Sun River Canyon, Montana
Montana’s Sun River flows east across the “Disturbed Belt” of the Rocky Mountain Front. This zone of folded and thrust-faulted Paleozoic strata has climbed up on top of Cretaceous-aged deposits of the Western Interior Seaway. The Castle Reef Dolostone (Mississippian in age) weathers out in high-relief, while the shales of the Blackleaf Formation (Cretaceous) are more readily etched away and weather out as valleys. The result is a distinctive series of ridges, each a stratigraphic doppelganger of its neighbors, shingled up like imbricated pebbles in a fast-moving stream. All the ridges are oriented almost due north, indicating the underlying faults also strike north, and thus compression was from the west during the Sevier Orogeny (early Cretaceous).
Driving west up the Sun River Canyon is like a tectonically-induced Groundhog Day.

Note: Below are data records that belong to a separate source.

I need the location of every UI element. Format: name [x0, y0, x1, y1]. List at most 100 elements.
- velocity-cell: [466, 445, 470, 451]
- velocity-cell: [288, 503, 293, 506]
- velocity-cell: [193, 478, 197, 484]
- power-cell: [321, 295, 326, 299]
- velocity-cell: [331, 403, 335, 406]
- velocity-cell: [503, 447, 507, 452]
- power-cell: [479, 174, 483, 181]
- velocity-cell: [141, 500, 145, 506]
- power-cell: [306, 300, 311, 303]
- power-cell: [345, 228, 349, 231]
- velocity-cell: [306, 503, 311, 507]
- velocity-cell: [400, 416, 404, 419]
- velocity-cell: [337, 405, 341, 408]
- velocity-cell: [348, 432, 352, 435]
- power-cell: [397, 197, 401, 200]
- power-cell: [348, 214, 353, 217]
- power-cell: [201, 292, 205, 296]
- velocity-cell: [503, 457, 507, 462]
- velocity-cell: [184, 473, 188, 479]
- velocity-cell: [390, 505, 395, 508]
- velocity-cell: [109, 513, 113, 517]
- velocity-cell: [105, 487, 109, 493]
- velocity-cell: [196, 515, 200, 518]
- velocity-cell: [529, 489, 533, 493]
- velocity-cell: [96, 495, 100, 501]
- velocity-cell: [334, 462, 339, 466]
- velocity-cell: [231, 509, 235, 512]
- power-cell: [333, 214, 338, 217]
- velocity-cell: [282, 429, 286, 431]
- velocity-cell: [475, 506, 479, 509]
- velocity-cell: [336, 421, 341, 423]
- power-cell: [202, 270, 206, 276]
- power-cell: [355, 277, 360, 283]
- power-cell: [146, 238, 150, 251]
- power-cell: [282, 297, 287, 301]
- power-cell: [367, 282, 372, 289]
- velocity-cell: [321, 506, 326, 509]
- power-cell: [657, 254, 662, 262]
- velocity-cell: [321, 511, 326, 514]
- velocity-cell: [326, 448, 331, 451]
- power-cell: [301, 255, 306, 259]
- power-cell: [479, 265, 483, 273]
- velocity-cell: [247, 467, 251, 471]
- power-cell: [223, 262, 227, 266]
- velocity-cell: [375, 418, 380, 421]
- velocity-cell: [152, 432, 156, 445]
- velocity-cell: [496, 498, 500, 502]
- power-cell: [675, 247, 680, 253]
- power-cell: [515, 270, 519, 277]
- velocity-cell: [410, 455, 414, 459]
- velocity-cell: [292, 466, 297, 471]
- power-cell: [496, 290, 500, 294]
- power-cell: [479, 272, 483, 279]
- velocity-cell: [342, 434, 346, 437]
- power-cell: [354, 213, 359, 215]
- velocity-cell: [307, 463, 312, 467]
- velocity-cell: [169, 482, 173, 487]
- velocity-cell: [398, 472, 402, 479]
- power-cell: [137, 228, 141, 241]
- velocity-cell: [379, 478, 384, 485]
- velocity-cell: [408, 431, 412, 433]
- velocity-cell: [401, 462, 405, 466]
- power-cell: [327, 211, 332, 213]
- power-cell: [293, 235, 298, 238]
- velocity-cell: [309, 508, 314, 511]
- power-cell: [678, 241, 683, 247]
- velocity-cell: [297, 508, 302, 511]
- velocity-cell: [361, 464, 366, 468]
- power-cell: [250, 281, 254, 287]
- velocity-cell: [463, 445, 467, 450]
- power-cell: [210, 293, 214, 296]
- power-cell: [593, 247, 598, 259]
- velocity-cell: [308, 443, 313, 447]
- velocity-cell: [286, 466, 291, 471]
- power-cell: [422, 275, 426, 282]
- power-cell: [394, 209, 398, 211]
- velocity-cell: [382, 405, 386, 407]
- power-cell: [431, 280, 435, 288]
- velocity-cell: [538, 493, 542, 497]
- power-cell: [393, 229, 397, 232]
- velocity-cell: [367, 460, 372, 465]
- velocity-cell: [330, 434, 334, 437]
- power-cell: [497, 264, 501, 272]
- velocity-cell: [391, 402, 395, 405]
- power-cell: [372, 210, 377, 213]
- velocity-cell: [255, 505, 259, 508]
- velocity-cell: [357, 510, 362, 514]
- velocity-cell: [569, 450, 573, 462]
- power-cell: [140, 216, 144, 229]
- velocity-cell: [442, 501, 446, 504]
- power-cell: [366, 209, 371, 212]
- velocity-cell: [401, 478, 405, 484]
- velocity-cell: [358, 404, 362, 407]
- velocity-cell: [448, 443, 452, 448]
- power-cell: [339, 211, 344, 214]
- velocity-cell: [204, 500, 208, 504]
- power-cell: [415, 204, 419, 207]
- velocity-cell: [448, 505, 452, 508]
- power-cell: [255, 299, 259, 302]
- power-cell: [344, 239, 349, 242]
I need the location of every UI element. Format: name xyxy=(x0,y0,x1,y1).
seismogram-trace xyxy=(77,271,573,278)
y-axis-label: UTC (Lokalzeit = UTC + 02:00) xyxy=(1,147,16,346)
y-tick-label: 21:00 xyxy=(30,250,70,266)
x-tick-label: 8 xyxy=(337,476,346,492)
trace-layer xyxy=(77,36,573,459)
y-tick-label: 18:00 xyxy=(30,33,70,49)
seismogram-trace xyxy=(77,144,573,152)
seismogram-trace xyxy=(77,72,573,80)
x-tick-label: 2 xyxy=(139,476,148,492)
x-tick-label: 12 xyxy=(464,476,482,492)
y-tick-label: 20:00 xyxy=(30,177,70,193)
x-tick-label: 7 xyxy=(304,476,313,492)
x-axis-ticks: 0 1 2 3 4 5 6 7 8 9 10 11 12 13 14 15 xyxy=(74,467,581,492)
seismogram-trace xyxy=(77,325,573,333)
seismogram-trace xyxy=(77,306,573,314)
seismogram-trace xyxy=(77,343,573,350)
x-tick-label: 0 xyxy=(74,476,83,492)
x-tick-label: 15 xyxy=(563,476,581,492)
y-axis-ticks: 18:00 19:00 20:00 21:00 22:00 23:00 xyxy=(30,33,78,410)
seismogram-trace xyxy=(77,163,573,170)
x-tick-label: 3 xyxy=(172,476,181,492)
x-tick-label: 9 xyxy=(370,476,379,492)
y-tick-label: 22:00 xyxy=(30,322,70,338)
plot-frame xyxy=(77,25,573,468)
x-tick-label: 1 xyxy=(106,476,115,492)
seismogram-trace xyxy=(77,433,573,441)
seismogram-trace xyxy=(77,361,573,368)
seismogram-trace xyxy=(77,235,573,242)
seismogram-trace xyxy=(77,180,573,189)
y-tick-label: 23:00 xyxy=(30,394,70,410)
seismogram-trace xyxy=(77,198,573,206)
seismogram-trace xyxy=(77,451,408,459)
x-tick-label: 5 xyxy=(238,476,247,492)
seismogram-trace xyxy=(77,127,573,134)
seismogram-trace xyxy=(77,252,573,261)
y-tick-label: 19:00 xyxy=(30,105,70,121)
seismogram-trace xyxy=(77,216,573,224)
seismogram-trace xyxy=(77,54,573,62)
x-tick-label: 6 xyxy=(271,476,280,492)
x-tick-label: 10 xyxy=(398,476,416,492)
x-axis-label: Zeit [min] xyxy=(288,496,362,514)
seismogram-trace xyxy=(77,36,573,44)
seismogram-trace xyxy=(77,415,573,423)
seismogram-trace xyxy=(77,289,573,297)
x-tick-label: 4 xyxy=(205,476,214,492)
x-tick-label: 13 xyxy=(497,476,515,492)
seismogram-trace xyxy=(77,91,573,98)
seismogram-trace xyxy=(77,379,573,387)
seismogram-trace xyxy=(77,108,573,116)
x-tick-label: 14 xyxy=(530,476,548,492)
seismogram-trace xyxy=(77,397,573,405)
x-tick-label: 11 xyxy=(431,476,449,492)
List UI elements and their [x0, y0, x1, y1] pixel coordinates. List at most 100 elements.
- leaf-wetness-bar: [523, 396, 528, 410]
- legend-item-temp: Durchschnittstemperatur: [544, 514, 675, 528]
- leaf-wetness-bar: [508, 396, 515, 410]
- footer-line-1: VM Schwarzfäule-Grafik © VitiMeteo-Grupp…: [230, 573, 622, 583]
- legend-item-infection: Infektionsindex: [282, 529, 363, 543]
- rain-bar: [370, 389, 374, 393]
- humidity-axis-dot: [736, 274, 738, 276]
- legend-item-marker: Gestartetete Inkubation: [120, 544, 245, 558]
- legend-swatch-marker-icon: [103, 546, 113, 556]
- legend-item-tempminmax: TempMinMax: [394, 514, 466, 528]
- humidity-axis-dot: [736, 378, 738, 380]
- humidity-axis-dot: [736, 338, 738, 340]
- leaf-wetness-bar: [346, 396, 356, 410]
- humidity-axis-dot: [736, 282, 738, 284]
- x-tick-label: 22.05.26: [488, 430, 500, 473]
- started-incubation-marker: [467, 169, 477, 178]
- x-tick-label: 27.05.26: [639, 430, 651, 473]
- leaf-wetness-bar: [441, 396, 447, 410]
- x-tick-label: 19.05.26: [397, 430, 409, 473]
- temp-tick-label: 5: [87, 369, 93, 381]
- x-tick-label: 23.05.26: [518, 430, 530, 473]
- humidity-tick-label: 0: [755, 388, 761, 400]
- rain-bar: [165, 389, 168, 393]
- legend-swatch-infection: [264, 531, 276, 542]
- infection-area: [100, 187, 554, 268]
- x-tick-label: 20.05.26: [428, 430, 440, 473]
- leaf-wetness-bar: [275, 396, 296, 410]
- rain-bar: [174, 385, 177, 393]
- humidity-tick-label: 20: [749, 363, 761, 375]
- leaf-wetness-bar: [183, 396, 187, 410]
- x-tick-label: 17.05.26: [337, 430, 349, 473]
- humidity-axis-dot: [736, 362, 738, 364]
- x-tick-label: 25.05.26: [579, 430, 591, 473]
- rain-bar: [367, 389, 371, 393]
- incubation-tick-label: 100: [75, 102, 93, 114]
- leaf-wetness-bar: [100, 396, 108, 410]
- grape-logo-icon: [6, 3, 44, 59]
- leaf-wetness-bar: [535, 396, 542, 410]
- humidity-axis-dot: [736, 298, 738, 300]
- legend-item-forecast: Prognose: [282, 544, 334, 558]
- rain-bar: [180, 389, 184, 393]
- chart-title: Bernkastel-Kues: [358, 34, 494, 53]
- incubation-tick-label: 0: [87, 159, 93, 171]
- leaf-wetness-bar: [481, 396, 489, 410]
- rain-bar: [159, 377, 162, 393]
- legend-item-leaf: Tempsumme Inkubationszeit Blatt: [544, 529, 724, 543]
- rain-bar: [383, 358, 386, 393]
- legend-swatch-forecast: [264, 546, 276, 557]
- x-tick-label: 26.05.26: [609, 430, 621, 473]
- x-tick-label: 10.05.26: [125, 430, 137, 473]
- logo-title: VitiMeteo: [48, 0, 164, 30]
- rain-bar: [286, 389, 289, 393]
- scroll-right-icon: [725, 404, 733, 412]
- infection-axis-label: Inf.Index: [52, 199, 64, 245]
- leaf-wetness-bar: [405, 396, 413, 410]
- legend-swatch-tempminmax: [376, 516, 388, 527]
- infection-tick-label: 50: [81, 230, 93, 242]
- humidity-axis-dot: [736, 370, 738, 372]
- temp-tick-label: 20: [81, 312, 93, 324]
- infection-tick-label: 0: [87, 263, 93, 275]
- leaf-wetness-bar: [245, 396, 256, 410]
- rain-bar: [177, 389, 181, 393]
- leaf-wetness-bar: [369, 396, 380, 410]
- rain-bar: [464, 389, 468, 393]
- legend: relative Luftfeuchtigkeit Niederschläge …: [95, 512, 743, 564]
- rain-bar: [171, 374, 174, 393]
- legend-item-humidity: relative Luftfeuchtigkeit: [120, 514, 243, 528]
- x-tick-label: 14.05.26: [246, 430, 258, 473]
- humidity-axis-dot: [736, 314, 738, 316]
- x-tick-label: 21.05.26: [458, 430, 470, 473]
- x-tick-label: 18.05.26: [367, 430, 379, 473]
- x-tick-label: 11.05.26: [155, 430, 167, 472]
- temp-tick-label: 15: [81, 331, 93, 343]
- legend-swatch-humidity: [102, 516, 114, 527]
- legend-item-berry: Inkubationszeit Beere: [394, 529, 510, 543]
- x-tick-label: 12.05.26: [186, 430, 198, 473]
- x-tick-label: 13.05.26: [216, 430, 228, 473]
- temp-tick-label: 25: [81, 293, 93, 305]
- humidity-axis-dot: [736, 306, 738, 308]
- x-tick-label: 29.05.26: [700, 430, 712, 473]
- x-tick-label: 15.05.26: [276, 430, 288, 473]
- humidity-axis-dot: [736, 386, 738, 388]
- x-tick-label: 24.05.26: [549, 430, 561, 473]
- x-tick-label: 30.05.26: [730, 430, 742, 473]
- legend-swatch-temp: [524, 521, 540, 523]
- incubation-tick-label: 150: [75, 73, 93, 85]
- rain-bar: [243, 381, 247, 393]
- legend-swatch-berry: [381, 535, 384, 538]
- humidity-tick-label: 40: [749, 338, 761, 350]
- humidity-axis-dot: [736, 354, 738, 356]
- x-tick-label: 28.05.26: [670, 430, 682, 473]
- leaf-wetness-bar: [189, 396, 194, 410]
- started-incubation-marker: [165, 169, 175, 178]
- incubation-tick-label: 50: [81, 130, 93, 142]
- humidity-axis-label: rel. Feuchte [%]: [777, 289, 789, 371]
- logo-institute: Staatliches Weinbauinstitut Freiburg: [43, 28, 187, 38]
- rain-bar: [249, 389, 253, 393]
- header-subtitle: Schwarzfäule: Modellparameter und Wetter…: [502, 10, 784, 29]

Enjoy this series of images of this wild place. I’ve included both Google Earth and Flash Earth views of the Canyon on its many thrust sheets and a series of Google Earth shots from slightly different angles, giving a sense of the three-dimensionality of this world-class fold and thrust belt. A final Google Earth shot shows you the view to the east, peering over top the stack of thrust sheets at the Great Plains beyond. Also: a photograph of the French Thrust, seen in outcrop (Castle Reef Dolostone atop black Cretaceous shale). Finally, I included a detail from the Geologic Map of the Choteau quadrangle by Dick Berg (2008), so you can waste an hour or so counting the number of thrust faults in this area.
Not enough? Try reading the many foundational studies by Melville Mudge in this area.